In 1822 Maclaren was the first person to successfully identify the correct position of the lost city of Troy, in his Dissertation on the Topography of the Plain of Troy.

In the 1830s Charles Maclaren of the Scotsman newspaper is listed as living at 58 George Square on the south side of the city. The property is a double level flat over 57 George Square.

He was elected a Fellow of the Royal Society of Edinburgh in 1837. His proposer was Sir Thomas Dick Lauder. In 1846 he was elected a Fellow of the Geological Society of London (FGS), and he was President of the Edinburgh Geological Society from 1864 to his death.

He retired in 1860 and died at home at Moreland Cottage on Grange Loan, Edinburgh, 10 September 1866.

He was interred very close to his home at the Grange Cemetery.

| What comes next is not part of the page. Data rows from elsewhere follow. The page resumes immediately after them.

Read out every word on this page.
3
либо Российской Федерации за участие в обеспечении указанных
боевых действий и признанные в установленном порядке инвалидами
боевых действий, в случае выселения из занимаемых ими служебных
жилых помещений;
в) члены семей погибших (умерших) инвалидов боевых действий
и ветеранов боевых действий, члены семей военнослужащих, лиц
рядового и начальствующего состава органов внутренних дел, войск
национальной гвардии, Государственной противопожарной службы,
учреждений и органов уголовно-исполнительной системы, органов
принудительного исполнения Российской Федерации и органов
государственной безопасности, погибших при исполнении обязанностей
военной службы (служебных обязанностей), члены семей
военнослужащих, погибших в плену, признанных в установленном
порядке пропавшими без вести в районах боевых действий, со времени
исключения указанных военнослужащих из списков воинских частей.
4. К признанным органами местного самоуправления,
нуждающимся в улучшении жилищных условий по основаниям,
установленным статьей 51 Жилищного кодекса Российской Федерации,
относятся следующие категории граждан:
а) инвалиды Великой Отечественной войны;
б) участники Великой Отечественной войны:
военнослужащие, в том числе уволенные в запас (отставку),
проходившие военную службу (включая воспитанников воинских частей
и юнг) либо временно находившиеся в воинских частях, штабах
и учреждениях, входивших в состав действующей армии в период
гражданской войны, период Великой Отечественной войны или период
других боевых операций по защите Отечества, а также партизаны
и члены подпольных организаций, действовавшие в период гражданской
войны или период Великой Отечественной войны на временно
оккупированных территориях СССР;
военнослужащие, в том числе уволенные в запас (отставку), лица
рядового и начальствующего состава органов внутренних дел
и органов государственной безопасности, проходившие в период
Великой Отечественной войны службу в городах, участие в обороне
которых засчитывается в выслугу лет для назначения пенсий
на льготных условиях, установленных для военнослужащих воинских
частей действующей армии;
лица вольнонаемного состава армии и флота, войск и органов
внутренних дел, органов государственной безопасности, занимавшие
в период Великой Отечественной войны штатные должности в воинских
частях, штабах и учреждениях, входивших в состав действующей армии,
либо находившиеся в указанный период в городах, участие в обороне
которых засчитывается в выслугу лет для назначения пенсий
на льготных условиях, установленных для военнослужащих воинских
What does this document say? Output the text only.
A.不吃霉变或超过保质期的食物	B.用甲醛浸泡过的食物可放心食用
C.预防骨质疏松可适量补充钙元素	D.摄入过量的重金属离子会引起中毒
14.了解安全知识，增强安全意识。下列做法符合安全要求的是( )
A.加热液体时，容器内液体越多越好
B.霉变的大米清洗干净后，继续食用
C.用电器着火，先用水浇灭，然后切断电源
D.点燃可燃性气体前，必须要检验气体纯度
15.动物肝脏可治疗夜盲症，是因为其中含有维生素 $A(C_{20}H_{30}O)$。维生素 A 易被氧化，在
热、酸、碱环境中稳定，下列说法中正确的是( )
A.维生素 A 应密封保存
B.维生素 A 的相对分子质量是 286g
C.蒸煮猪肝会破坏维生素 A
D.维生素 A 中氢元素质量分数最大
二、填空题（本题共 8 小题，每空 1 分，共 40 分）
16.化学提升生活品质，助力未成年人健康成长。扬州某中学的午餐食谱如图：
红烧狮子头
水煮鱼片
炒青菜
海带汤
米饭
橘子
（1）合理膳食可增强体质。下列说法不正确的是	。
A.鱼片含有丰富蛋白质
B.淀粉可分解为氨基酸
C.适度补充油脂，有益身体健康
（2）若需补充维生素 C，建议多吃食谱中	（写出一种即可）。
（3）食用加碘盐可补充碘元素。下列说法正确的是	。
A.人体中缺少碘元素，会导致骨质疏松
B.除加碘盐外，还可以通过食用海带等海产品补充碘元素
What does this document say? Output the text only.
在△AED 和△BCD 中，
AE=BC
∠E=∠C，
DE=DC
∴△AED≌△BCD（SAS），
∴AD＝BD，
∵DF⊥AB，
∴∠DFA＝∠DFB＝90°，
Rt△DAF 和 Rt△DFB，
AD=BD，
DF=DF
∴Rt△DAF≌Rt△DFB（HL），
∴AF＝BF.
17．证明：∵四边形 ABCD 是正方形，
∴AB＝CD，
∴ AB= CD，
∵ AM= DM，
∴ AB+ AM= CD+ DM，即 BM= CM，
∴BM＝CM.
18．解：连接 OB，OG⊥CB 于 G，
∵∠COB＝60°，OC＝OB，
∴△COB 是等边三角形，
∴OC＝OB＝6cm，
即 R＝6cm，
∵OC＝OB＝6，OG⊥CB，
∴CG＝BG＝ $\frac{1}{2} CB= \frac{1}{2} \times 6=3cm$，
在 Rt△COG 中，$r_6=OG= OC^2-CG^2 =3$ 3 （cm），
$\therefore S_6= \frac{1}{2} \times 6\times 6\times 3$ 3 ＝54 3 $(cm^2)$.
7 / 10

His monument is a large Celtic cross facing the north path.

==Publications==

- Dissertation on the Topography of the Plain of Troy
- The Geology of Fife and the Lothians

In 1820, Archibald Constable employed Maclaren to edit the sixth edition of the Encyclopædia Britannica, (1823) and to revise the historical and geographical articles. McLaren contributed the articles 'America,' 'Europe,' 'Greece,' 'Physical Geography,' and 'Troy'.

His Selected Works (1869) were edited by Robert Cox and James Nicol.

==Family==

In 1842, late in life, he married Jane Veitch Somner (d.1871), a farmer's daughter, who was the widow of the jurist David Hume. They had no children.